NO production is down-regulated by arginase isoforms
Both NOS and arginase use arginine as a common substrate, and arginase may down-regulate NO production by competing with NOS for arginine. Expression of arginase isoforms in cells is summarized in Table 1. iNOS and arginase II are coinduced in LPS-stimulated RAW 264.7 macrophages (9,37). Surprisingly, however, we found that arginase I, not arginase II, is coinduced with iNOS in rat peritoneal macrophages and in vivo in rat lung after LPS treatment (4). In contrast, both arginase I and arginase II as well as iNOS are induced in LPS-activated mouse peritoneal macrophages (5,6); arginase II is induced early, whereas arginase I is induced much later. Because overproduction of NO is toxic to macrophages and neighboring cells, a mechanism to prevent overproduction of NO may exist.
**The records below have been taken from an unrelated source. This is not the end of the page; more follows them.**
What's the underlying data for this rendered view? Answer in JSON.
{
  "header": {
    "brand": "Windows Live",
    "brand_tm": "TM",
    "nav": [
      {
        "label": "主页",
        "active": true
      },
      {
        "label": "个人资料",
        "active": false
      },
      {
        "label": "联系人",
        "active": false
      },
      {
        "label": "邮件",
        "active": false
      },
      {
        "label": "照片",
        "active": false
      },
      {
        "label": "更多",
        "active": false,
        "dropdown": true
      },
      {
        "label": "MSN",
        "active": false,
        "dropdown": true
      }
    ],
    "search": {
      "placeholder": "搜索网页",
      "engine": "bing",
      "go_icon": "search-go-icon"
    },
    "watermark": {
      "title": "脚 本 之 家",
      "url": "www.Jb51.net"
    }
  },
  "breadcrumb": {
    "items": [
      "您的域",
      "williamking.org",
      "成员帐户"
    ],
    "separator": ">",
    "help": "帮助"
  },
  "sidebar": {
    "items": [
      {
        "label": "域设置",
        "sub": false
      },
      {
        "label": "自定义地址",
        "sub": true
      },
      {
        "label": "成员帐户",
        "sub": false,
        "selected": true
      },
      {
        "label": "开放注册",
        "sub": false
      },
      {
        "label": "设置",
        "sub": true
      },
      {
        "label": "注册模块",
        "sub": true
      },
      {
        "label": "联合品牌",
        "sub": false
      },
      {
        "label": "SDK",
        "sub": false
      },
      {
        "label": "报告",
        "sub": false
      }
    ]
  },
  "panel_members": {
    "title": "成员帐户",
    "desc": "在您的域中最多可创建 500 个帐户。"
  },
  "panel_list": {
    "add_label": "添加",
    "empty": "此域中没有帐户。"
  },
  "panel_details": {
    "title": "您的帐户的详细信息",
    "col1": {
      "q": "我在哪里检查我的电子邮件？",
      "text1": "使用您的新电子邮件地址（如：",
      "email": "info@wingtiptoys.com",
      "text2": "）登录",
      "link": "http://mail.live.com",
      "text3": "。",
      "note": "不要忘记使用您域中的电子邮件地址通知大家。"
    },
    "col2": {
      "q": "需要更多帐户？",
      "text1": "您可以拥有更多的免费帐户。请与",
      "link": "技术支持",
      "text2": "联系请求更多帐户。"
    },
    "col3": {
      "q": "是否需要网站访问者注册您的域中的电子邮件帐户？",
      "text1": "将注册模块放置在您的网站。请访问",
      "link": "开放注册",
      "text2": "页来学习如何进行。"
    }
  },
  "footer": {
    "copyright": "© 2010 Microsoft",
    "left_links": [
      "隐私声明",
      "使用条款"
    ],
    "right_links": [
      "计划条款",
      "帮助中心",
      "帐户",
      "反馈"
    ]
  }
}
We speculate that arginase I is induced in the late stage of endotoxemia and prevents sustained overproduction of NO. Ochoa et al. (38) reported that arginase I is markedly induced in human mononuclear cells after injury, with a concomitant decrease of plasma concentrations of arginine and NO metabolites.
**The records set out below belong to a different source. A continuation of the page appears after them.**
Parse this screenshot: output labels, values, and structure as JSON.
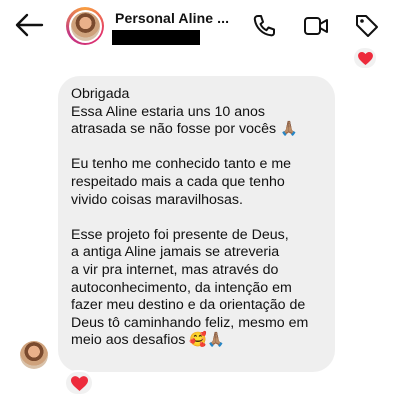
{
  "header": {
    "contact_name": "Personal Aline ..."
  },
  "message": {
    "text": "Obrigada\nEssa Aline estaria uns 10 anos\natrasada se não fosse por vocês 🙏🏽\n\nEu tenho me conhecido tanto e me\nrespeitado mais a cada que tenho\nvivido coisas maravilhosas.\n\nEsse projeto foi presente de Deus,\na antiga Aline jamais se atreveria\na vir pra internet, mas através do\nautoconhecimento, da intenção em\nfazer meu destino e da orientação de\nDeus tô caminhando feliz, mesmo em\nmeio aos desafios 🥰🙏🏽"
  },
  "colors": {
    "bubble": "#efefef",
    "heart": "#ed2b3c",
    "icon": "#111111"
  },
  "icons": [
    "back-arrow-icon",
    "phone-icon",
    "video-camera-icon",
    "tag-icon",
    "heart-icon"
  ]
}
When RAW 264.7 cells are exposed to LPS and IFN-
, iNOS is induced, and NO production increases. When dexamethasone and dibutyryl cAMP are added, both iNOS and arginase II are induced, and NO production is much decreased (39). This means that induced arginase II down-regulates NO production by depleting intracellular arginine. Down-regulation of NO production by arginase was noted in the case of NO-mediated apoptosis. When RAW 264.7 cells are treated with LPS and IFN-, the cells undergo NO-dependent apoptosis (39). This apoptosis was prevented when arginase II was induced or expressed by cDNA transfection. Arginase I was also effective in preventing apoptosis. Thus, both cytosolic arginase I and mitochondrial arginase II are effective in down-regulating NO production and in preventing NO-mediated apoptosis in activated macrophages.
Vascular endothelial cells express iNOS and produce NO on stimulation with LPS and cytokines. Rat aortic endothelial cells contain both arginase isoforms, and LPS induced both iNOS and arginase II but not arginase I (40). Li et al. (41) prepared endothelial cells expressing arginase I or arginase II and demonstrated that both isoforms can down-regulate NO production. Hein et al. (42) studied the mechanism of the impairment of NO-dependent vasodilatation by ischemia-reperfusion and found that arginase activity is increased in arterioles of porcine heart after treatment and that NO production is decreased. An arginase inhibitor enhanced NO production and dilation in normal vessels and also restored the NO-mediated dilation after ischemia-reperfusion. Berkowitz et al. (43) reported that arginase decreases NO production in aortic rings from rats and that arginase up-regulation contributes to endothelial dysfunction of aging blood vessels. Therefore, arginase down-regulates NO production and may have important implications for cardiovascular function.
Low concentrations of NO protect cells from apoptosis
NO was reported to protect cultured hepatocytes from tumor necrosis factor--induced apoptosis by inducing heat shock protein 70 (Hsp70) (44). Therefore, we asked whether pretreatment of RAW 264.7 cells with a low dose of NO [0.1 mmol/L S-nitroso-N-acety1-N-DL-penicillamine (SNAP)] protects cells from apoptosis induced by a high dose of NO (1.5 mmol/L SNAP) (45). When cells were pretreated with 0.1 mmol/L SNAP for 3 h before 1.5 mmol/L SNAP treatment, apoptosis was prevented. Hsp70 was strongly induced by the pretreatment. Among DnaJ homologs, which act as cochaperones of Hsp70, DjB1 was strongly induced, and DjA1 was weakly induced; 1.5 mmol/L SNAP-induced apoptosis was prevented by coexpression of Hsp70 and DjB1 or DjA1. These results indicate that low concentrations of NO protect cells by inducing heat shock proteins.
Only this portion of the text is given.